“Gli avvoltoi hanno fame” era il titolo di un film western degli anni Settanta. Si applica però anche alla situazione che attualmente sta vivendo l’Argentina, il cui debito estero, a seguito del default del 2001, è finito in mano ad alcuni cosiddetti Fondi avvoltoi (vulture funds o fundos buitre), il peggiore gruppo di finanza internazionale. L’analogia è valida fino a un certo punto, dato che gli avvoltoi si cibano in genere di carogne, mentre questi fondi avvoltoi vorrebbero banchettare a spese di gente viva e vegeta.

E’ noto come l’ingente debito estero si sia formato, a suo tempo, a causa delle spese folli della dittatura militare, incentivate e favorite dalla complicità del Fondo monetario internazionale, in armonia del resto con i voti del governo statunitense, principale controllore da sempre di tale Fondo, e allora molto interessato a garantire la stabilità ad ogni costo dei carnefici in divisa, in Argentina come altrove.

In un intervento di qualche tempo fa ho sostenuto che il governo argentino dovrebbe chiedere al Fondo monetario internazionale i danni per tali politiche, che hanno determinato non solo l’ingente debito estero che tuttora grave sul Paese, ma anche trentamila desaparecidos. Tale scelta si inserirebbe del resto in una politica di crescente contestazione e dissociazione dalle scelte del Fondo di vari Stati. E’ del resto a tutti evidente come da un lato i meccanismi di votazione dello stesso non siano conformi ai nuovi rapporti economici esistenti in seno alla comunità internazionale, e dall’altro le sue politiche siano chiaramente inadeguate a fronte della grave crisi economica e finanziaria in atto oramai da oltre cinque anni.

Il fatto nuovo di questi ultimi giorni è peraltro costituito dalla prevedibile decisione della Corte suprema degli Stati Uniti di respingere l’appello del governo argentino contro quella di una giurisdizione statunitense minore che lo condannava a pagare ben 1330 milioni di dollari agli avvoltoi.

Questa decisione, che come si sapeva è favorevole agli speculatori, spiazza di molto la strategia di rinegoziazione del debito portata avanti dal governo argentino, che aveva di recente raggiunto un accordo con il cosiddetto Club di Parigi, organizzazione che rappresenta i creditori pubblici. A questo punto, come sottolineato dall’economista argentino Abraham Gak, la sola opzione possibile è quella di disobbedire, rifiutandosi di pagare il debito.

Il rifiuto di pagare il debito, assumendo in modo chiaro una posizione politica e giuridica di alto livello e dignità morale, costituisce sempre di più l’unica alternativa possibile allo smantellamento degli Stati, degli apparati pubblici e alla fine della convivenza civile che conseguirà inevitabilmente all’accettazione dei sempre più esosi diktat e ricatti della finanza, spalleggiata da giudici e politici corrotti o comunque solidali da un punto di vista di classe con le richieste dell’uno per cento di privilegiati che approfitta delle risorse di questo pianeta.

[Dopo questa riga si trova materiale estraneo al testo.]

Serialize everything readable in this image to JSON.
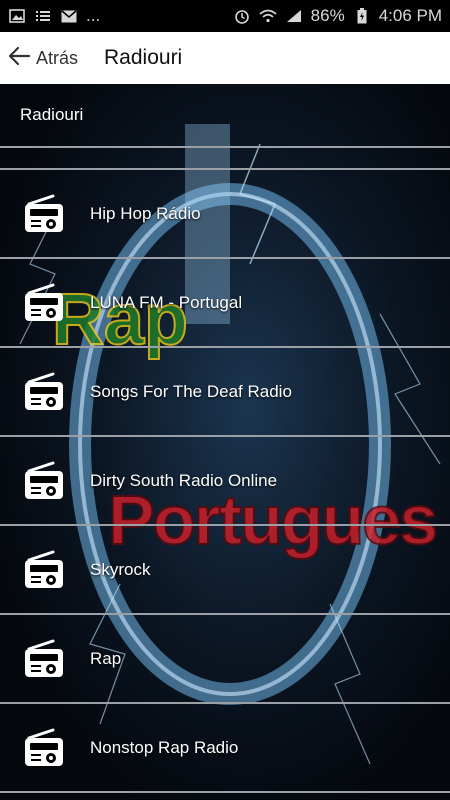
{
  "status_bar": {
    "ellipsis": "...",
    "battery": "86%",
    "time": "4:06 PM",
    "icons": [
      "image-icon",
      "list-icon",
      "mail-icon",
      "alarm-icon",
      "wifi-icon",
      "signal-icon",
      "battery-icon"
    ]
  },
  "app_bar": {
    "back_label": "Atrás",
    "title": "Radiouri"
  },
  "background_art": {
    "line1": "Rap",
    "line2": "Portugues"
  },
  "section": {
    "header": "Radiouri"
  },
  "stations": [
    {
      "label": "Hip Hop Rádio",
      "icon": "radio-icon"
    },
    {
      "label": "LUNA FM - Portugal",
      "icon": "radio-icon"
    },
    {
      "label": "Songs For The Deaf Radio",
      "icon": "radio-icon"
    },
    {
      "label": "Dirty South Radio Online",
      "icon": "radio-icon"
    },
    {
      "label": "Skyrock",
      "icon": "radio-icon"
    },
    {
      "label": "Rap",
      "icon": "radio-icon"
    },
    {
      "label": "Nonstop Rap Radio",
      "icon": "radio-icon"
    }
  ],
  "colors": {
    "app_bar_bg": "#ffffff",
    "divider": "#9aa0a6",
    "text": "#ffffff",
    "art_red": "#c8202a",
    "art_green": "#1f7a2a",
    "art_yellow": "#e6c21b",
    "art_blue": "#1e6fb8"
  }
}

Il discorso non riguarda ovviamente solo l’Argentina, ma oramai praticamente tutti gli Stati, a cominciare da quelli europei come Grecia, Portogallo, Spagna, Italia ed altri.

Esistono al riguardo precise basi normative che ho cominciato ad esplorare nel mio libro Il debito estero dei Paesi in via di sviluppo nel diritto internazionale, che risale a dieci anni fa. Fra di esse lo stato di necessità, la primazia dei diritti umani, il diritto di autodeterminazione, il divieto dell’usura, la forza maggiore e altri istituti e principi giuridici.

Naturale che gli ignorantissimi e ultramiopi individui che operano le scelte che contano facciano le orecchie da mercante (anzi da banchiere) di fronte a tali ipotesi, che semplicemente puntano a ridimensionare la finanza, la cui natura speculativa e parassitaria venne riconosciuta già molti anni fa da un economista come John Maynard Keynes. Eppure qualcosa si sta muovendo, se è vero che proposte sulla riduzione del debito sono state recentemente formulate anche da economiste mainstream come Lucrezia Reichlin.

Autoridurre i debiti, sospendere i pagamenti è il modo migliore che gli Stati hanno per porre la questione del debito nei fori internazionali. Sarebbe opportuno che lo facessero al più presto e in modo coordinato fra di loro. Si tratta infatti di questione che riguarda la loro stessa sopravvivenza. E quella di noi cittadini ovviamente anche.